The difference between what we want to hear and what we think others want to hear.

As a human being it is merely natural that we wish to be praised and congratulated on our work. And with that knowledge, we tend to support our loved ones and peers with such respect. Being a creative artist, I also crave recognition: for my craft. Although, after I’ve obtained confidence in myself, I want to know how to continue advancing.

When I present a new work I’ve created, such as an article, poem, play, a piece of theatre I’ve directed, the last thing I want to hear is just: “That was great!” You might find that peculiar. ‘Why wouldn’t you want to be praised? Didn’t you just say that humans long for recognition?’ I did. But only hearing how “great” it was will not help me improve what I’ve constructed. That uplifting response conveys that you like my work, which is comforting, but does not advise me how to advance my artistry.

I might be coming across rather pompous, like I do not appreciate flattery, however a compliment only goes so far. Especially when you know parts of your project are flawed.

What I do what to hear is:

“That was great, although I think you could have…” or “It could’ve been better if…”

Constructive criticism is something I yearn for. Tell me how to make my work better. Tell me how to fix what I know to be lukewarm, and help me set it on fire. Aid in my inspiration to continue creating.

Be honest. If you don’t like what I’ve made, tell me, and disclose why. I have a very clear point of view on my art, but I’d love to hear yours; it can reveal a world full of ideas I never dreamt of. Honesty is key in collaboration and creation.

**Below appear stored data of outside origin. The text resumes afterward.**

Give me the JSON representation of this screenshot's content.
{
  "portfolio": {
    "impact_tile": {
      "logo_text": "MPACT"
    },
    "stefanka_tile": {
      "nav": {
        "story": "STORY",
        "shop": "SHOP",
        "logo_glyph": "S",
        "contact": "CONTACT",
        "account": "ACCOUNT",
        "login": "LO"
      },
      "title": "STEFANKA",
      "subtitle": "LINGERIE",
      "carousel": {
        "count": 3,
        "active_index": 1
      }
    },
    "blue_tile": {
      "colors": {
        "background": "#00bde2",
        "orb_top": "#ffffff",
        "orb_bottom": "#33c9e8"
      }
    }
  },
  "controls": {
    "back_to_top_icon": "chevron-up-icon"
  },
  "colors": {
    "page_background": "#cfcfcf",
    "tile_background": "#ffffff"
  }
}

I am not meaning to act as if I’m complimented every day on how great my work is, but I grow tired of hearing thin compliments when discussing something I know to be imperfect or rusty. Assist me in polishing it, so we can admire its glimmer and shine.

My purpose of writing this was not to halt the praise of me, yourself, or others, but to redirect the feedback in a more helpful way. I completely welcome compliments, especially when they’re followed by a constructive comment.